There will be "free, fair and open elections" in Palestine and an "immediate and unconditional" end to violence and incitement of hate towards Israel. Given the history of the past few hundred years, one feels it could work only if every Arab state from Libya to Saudi Arabia had the equivalent of a cultural sex change.
In return, the Israelis will immediately dismantle certain watchtowers and settlements, partially withdraw the army and reinstate blocked Palestinian funds. The Israelis see this as demanding irreversible actions in return for a series of reversible goodwill slogans from the Palestinians. Rather like selling and handing over your car for a cheque that will bounce.
Official release of the road map text is contingent on the confirmation of a new Palestinian Authority cabinet by the PLA. Commentators have focused on whether the new PA prime minister-designate Abu Mazen has or has not compromised himself in the deal struck with Yasser Arafat. But this is out-of-focus. If there were genuine acceptance of the need for peace with Israel, the number of Arafat cronies in the new cabinet would be academic.

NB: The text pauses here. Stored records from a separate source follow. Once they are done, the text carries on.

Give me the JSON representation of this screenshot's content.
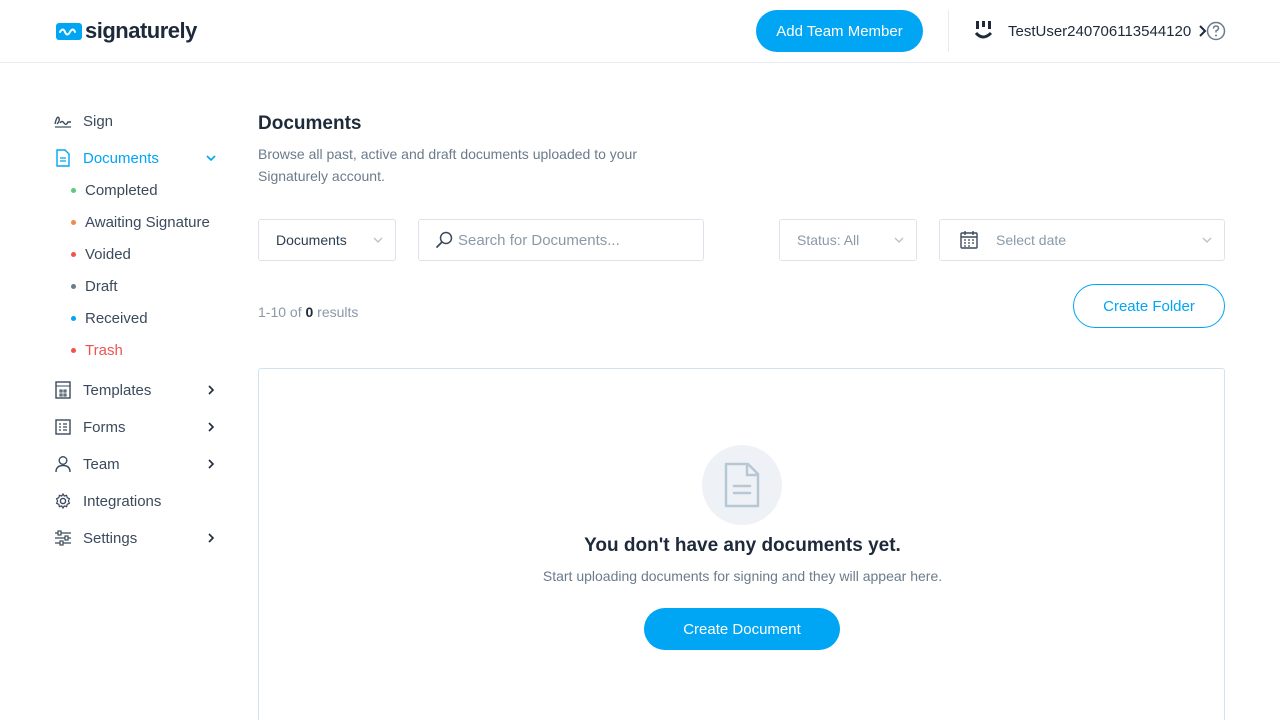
{
  "brand": {
    "name": "signaturely",
    "accent": "#00a5f4"
  },
  "header": {
    "add_member_label": "Add Team Member",
    "username": "TestUser240706113544120"
  },
  "sidebar": {
    "items": [
      {
        "label": "Sign",
        "icon": "signature-icon"
      },
      {
        "label": "Documents",
        "icon": "document-icon",
        "active": true,
        "expanded": true
      },
      {
        "label": "Templates",
        "icon": "template-icon"
      },
      {
        "label": "Forms",
        "icon": "form-icon"
      },
      {
        "label": "Team",
        "icon": "user-icon"
      },
      {
        "label": "Integrations",
        "icon": "gear-icon"
      },
      {
        "label": "Settings",
        "icon": "sliders-icon"
      }
    ],
    "subitems": [
      {
        "label": "Completed",
        "color": "#5cc97b"
      },
      {
        "label": "Awaiting Signature",
        "color": "#f08a4b"
      },
      {
        "label": "Voided",
        "color": "#ef5350"
      },
      {
        "label": "Draft",
        "color": "#6b7b8c"
      },
      {
        "label": "Received",
        "color": "#00a5f4"
      },
      {
        "label": "Trash",
        "color": "#ef5350"
      }
    ]
  },
  "main": {
    "title": "Documents",
    "description": "Browse all past, active and draft documents uploaded to your Signaturely account.",
    "filter_type": "Documents",
    "search_placeholder": "Search for Documents...",
    "status_filter": "Status: All",
    "date_placeholder": "Select date",
    "results_prefix": "1-10 of",
    "results_count": "0",
    "results_suffix": "results",
    "create_folder_label": "Create Folder",
    "empty": {
      "title": "You don't have any documents yet.",
      "subtitle": "Start uploading documents for signing and they will appear here.",
      "create_label": "Create Document"
    }
  }
}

Indeed, with such an acceptance, the Palestinians would have had their state 55 years ago when the UN gave it to them. All that matters in this discussion is one overwhelming issue: the Arab world has not wanted a Jewish state in the Middle East and until it is prepared to tolerate one, no plan will work.

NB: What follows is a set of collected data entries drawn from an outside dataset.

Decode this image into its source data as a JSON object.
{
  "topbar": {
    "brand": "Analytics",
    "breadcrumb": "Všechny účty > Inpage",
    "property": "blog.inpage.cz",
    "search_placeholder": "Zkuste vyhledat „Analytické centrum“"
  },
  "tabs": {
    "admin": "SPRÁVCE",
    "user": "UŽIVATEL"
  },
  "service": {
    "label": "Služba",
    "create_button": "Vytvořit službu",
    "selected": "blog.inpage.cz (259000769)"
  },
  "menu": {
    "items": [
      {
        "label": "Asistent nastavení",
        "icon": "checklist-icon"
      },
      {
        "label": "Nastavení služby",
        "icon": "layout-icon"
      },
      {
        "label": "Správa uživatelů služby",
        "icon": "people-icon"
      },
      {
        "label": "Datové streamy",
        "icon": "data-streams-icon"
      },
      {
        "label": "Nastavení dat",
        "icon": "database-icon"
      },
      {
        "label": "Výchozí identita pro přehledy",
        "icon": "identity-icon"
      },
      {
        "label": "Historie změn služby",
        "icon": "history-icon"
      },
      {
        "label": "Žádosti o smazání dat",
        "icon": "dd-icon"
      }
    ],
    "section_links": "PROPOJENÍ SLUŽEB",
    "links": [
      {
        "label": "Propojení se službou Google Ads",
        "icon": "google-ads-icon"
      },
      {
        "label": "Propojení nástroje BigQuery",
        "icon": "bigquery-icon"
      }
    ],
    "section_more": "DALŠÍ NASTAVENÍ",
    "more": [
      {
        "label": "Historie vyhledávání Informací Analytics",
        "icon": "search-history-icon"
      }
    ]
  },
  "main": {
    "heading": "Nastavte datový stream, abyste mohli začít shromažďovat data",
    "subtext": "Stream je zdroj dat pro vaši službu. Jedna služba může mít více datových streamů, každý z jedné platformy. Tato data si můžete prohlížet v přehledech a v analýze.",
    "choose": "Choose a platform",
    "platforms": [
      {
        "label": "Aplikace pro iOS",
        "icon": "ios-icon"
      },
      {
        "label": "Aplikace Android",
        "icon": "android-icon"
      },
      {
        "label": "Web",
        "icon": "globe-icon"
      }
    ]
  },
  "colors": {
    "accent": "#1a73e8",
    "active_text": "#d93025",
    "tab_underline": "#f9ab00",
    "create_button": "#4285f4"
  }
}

This blunt fact has been with us since six Arab countries invaded the state of Israel hours after it came into being 55 years ago. The Arab League has not made peace to this day. Such unyielding hostility can be ignored, I think, only because most people are fed up with the matter.
The amount of danger and bother the world takes because of the "shitty" little country of Israel has worn everyone out. Such a state of mind is not predicated on any special affection for Muslims and Arabs. It simply takes into account that 1.2 billion incensed Muslims insist their big problem is a little sliver of land called Israel and will cheer suicidal terrorists flying planes into skyscrapers if that action helps undermine its chief ally, America.
The Arab-Israeli conflict has negatively affected the world economy, wreaked havoc with travel plans and destabilised societies. Understandably, most Western leaders want to wash their hands of it. But it is uncomfortable to say this. They rely instead on invoking the need for "accords" and "road maps". A mantra develops about Israel's "illegal settlements", and no one faces the disquieting truth that until 1967 there were no Jewish settlements on the West Bank, the territories were in Arab hands and Israel still couldn't get peace.
We cannot use the broom of Oslo to sweep the Muslim world's inability to endure the notion of a Jewish state under the carpet. This is not to say that no single state or person in the Arab world will accept Israel, only that the fulcrum is rejectionist. It is futile to make peace with a few doves who when war comes will, like Jordan or Egypt, sit back on the sidelines and lament that it's none of their doing if their kissing cousins in Syria and Iran are trying to blow Israel up.
The Middle East is seething with its own difficulties: moderate Islam versus fundamentalism, tribal factions, religious splits and economic underdevelopment. Removing Israel would solve none of these. But the presence of Israel in the Arab/Muslim world has come to symbolise in some obsessive way all their fundamental failures and shortcomings. It is like a person with both a serious disease and a speck of dirt in his eye. His heart disease might kill him but as long as that speck of sand is under his contact lens, it is all he can think about."